Key concepts: - Trace — the full journey of a request - Span — a single operation within a trace (has start time, duration, metadata) - Parent/child spans — represent service-to-service calls - TraceID — 128-bit ID propagated across all service boundaries (W3C traceparent header)

OpenTelemetry (OTEL) is the standard. Instrument once, export to any backend.

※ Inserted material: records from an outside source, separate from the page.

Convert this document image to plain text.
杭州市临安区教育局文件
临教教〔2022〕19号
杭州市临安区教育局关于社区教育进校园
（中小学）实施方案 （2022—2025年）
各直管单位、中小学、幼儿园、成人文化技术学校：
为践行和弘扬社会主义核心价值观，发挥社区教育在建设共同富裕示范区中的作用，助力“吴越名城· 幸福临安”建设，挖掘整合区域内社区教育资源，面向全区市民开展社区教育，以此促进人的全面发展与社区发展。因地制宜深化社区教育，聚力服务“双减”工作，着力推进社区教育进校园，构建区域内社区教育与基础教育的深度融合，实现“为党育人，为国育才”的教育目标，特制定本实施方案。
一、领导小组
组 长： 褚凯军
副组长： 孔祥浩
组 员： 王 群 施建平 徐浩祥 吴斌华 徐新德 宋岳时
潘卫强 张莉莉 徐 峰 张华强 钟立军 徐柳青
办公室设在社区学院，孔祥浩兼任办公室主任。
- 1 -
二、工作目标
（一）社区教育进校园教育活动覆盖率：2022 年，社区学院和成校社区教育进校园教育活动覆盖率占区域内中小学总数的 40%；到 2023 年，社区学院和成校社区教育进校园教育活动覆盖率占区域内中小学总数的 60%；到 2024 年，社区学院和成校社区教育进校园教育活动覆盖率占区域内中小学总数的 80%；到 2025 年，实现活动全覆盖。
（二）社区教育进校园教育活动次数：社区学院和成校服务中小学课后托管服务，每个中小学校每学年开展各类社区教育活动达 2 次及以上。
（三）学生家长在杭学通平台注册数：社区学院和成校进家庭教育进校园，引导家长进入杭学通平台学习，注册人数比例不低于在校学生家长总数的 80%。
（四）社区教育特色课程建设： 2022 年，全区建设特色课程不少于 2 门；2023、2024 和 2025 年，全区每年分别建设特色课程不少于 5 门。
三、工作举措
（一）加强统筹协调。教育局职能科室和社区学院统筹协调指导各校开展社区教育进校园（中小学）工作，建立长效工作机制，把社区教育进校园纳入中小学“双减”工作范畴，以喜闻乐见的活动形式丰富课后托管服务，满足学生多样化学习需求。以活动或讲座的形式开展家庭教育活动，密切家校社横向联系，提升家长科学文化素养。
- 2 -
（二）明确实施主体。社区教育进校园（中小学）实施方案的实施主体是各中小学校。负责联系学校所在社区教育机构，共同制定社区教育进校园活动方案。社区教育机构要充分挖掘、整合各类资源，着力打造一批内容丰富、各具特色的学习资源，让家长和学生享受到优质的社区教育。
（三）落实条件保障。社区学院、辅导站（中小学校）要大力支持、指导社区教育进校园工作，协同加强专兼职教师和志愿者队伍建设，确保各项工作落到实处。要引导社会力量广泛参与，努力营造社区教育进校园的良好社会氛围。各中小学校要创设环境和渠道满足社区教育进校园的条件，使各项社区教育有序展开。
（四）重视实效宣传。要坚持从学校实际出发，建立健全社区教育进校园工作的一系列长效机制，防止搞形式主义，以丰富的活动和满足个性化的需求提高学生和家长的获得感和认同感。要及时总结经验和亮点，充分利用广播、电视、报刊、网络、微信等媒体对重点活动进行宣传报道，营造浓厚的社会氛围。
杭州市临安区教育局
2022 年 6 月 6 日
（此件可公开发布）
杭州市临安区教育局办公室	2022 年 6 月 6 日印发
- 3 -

Trace: user-checkout (120ms)
├── auth-service (5ms)
├── inventory-service (30ms)
│   └── postgres-query (25ms)
└── payment-service (80ms)  ← bottleneck
    └── stripe-api (78ms)

→ See OpenTelemetry deep dive — architecture, sampling, instrumentation code, Collector config, backends.


Dashboards [I]

Dashboard Design Principles

  1. USE Method (for resources: CPU, disk, network):
  2. Utilization — % time resource is busy
  3. Saturation — queued/waiting work
  4. Errors — error events

  5. RED Method (for services):

  6. Rate — requests per second
  7. Errors — failed requests per second
  8. Duration — distribution of response times

  9. Layout:

  10. Top: overall health (SLO status, error budget)
  11. Middle: golden signals
  12. Bottom: per-component breakdown

Grafana Tips

  • Use variables for environment/service/region filtering
  • Annotate deployments on graphs
  • Link panels to runbooks

Alerting [I]

Alert Design

Good alerts are: - Actionable — someone must do something - Accurate — low false-positive rate - Timely — fires before users are impacted - Clear — tell you what broke, link to runbook

Alert Anti-patterns

  • Alerting on causes instead of symptoms (alert on high error rate, not high CPU)
  • Too many low-severity pages → alert fatigue
  • No runbook link
  • Alerts that auto-resolve without investigation

Burn Rate Alerts vs Threshold Alerts

Prefer burn rate alerts for SLO-based alerting (see SLO page).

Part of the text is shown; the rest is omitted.